If you’ve created your own research software, the source code should be openly available in a structured repository, written in an open source programming language, and included in your Data Availability Statement. We also ask for an archived version of the software at the time of submission, hosted on a recognized VCS such as GitHub.
Repositories for STEM Research
Depositing your data in a publicly accessible, recognized repository which assigns a persistent identifier (such as a DOI) ensures that your scientific dataset continues to be available to both humans and computers in the future. When submitting to F1000Research, we ask that your data is deposited in a stable, recognized repository under a CC0 license prior to submission.
We strongly recommend the use of community-recognized repositories. For some data types, such as genetic sequences and protein structures, it is essential that the data is deposited in GenBank and Protein Data Bank respectively.
Our Data Guidelines include a full breakdown of F1000Research-approved repositories by subject area and data type, but here’s a snapshot of some approved repositories for research across a few STEM subjects.
Health & Medicine
NAHDAP facilitates research on drug addiction and HIV infection by preserving and sharing research datasets relating to these fields, particularly those funded by the National Institute on Drug Abuse.
TCIA is a service which de-identifies and hosts a large archive of medical images of cancer, accessible for public download. Data in this repository is organized into ‘collections’ relating to specific diseases (e.g. lung cancer), image type (e.g. MRI, CT) or research focus, to enable better search functionality.
Project Datasphere is a leading oncology data sharing platform, hosting de-identified patient-level data from randomized clinical trials, and linked or enriched datasets.

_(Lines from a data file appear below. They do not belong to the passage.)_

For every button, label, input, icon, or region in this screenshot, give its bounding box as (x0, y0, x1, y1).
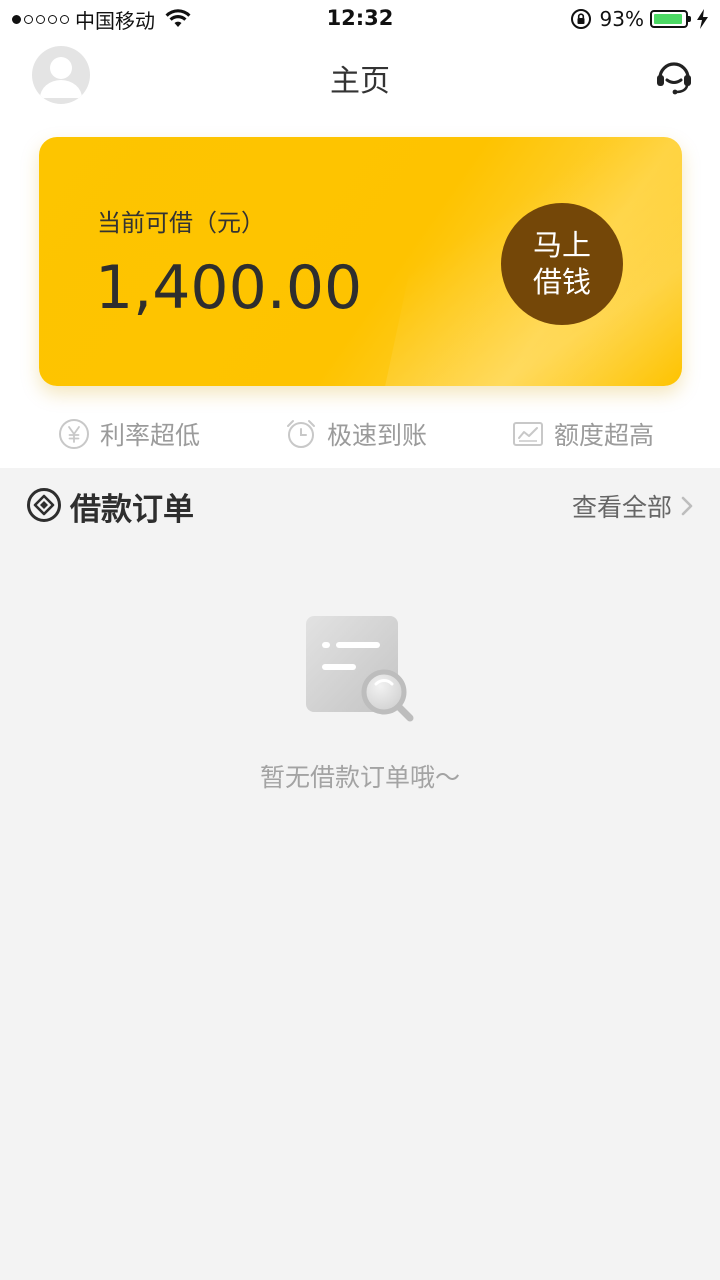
borrow-button-line2: 借钱 (532, 265, 591, 299)
view-all-link[interactable]: 查看全部 (572, 488, 694, 524)
borrow-now-button[interactable]: 马上 借钱 (501, 203, 623, 325)
feature-label: 利率超低 (100, 421, 201, 450)
page-title: 主页 (330, 64, 390, 99)
feature-label: 极速到账 (327, 421, 428, 450)
chevron-right-icon (681, 496, 693, 516)
chart-line-icon (513, 422, 543, 446)
customer-service-headset-icon[interactable] (654, 56, 694, 96)
alarm-clock-icon (287, 420, 315, 448)
available-limit-amount: 1,400.00 (95, 253, 363, 323)
loan-orders-title: 借款订单 (70, 492, 194, 528)
battery-fill (654, 14, 682, 24)
nav-bar: 主页 (0, 38, 720, 112)
battery-icon (650, 10, 691, 28)
diamond-circle-icon (27, 488, 61, 522)
available-limit-label: 当前可借（元） (97, 209, 265, 237)
loan-orders-header: 借款订单 查看全部 (0, 468, 720, 544)
empty-orders-message: 暂无借款订单哦～ (259, 763, 460, 792)
feature-high-limit: 额度超高 (512, 416, 654, 452)
feature-fast-arrival: 极速到账 (285, 416, 427, 452)
feature-label: 额度超高 (554, 421, 655, 450)
rotation-lock-icon (570, 9, 591, 29)
feature-highlights: 利率超低 极速到账 额度超高 (0, 408, 720, 458)
borrow-button-line1: 马上 (532, 228, 591, 262)
status-bar: 中国移动 12:32 93% (0, 0, 720, 38)
feature-low-rate: 利率超低 (58, 416, 200, 452)
charging-bolt-icon (697, 9, 708, 29)
yen-circle-icon (59, 419, 89, 449)
empty-orders-illustration-icon (306, 616, 414, 722)
battery-percent: 93% (599, 7, 644, 31)
loan-limit-card: 当前可借（元） 1,400.00 马上 借钱 (39, 137, 682, 386)
view-all-label: 查看全部 (571, 493, 672, 522)
status-right: 93% (570, 6, 710, 32)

Vivli focuses on individual participant-level data from completed clinical trials. They describe themselves as a “neutral broker between data contributor, data user, and the wider data sharing community” aiming to advance human health through effective data sharing.
Environment & Ecology
NERC has an Environmental Data Service (EDS) that offers a central point for NERC research data, consisting of a network of Data Centers hosting data from environmental scientists around the world. These include the British Oceanographic Data Center, the National Geoscience Data Center, and the Polar Data Center, among others.
PANGAEA is a member of the ICSU World Data System, offering data publishing services across earth and environmental sciences. It operates as an open access library for the archival, publication and distribution of georeferenced data for earth system research projects.
Established in 2005, this repository is popular with geoscientists working with geochemical, petrological, or geochronological data. The EarthChem Library is an open access repository for geochemical datasets and other digital resources for researchers.
The WDCC collects, stores, and disseminates earth system data with a particular focus on climate simulation data, and is hosted by the German Climate Computing Center (DKRZ).
The HEPData repository for high-energy physics data is a unique, open access repository for scattering data from experimental particle physics. It comprises data points from plots and tables related to several thousand publications, including data from the Large Hadron Collider.
“Where the world builds software” – this popular software development platform works well for hosting the source code behind your research software, offering easy access and collaboration options for users.
The Code Ocean platform supports faster, more collaborative computational research, with reproducibility at its core. It acts as a centralized repository to keep projects and results organized. Researchers can even embed Code Ocean ‘compute capsules’ in the body of their published article on F1000Research, so that readers and reviewers can run (and re-run) analyses without needing to leave the webpage, or download any new software.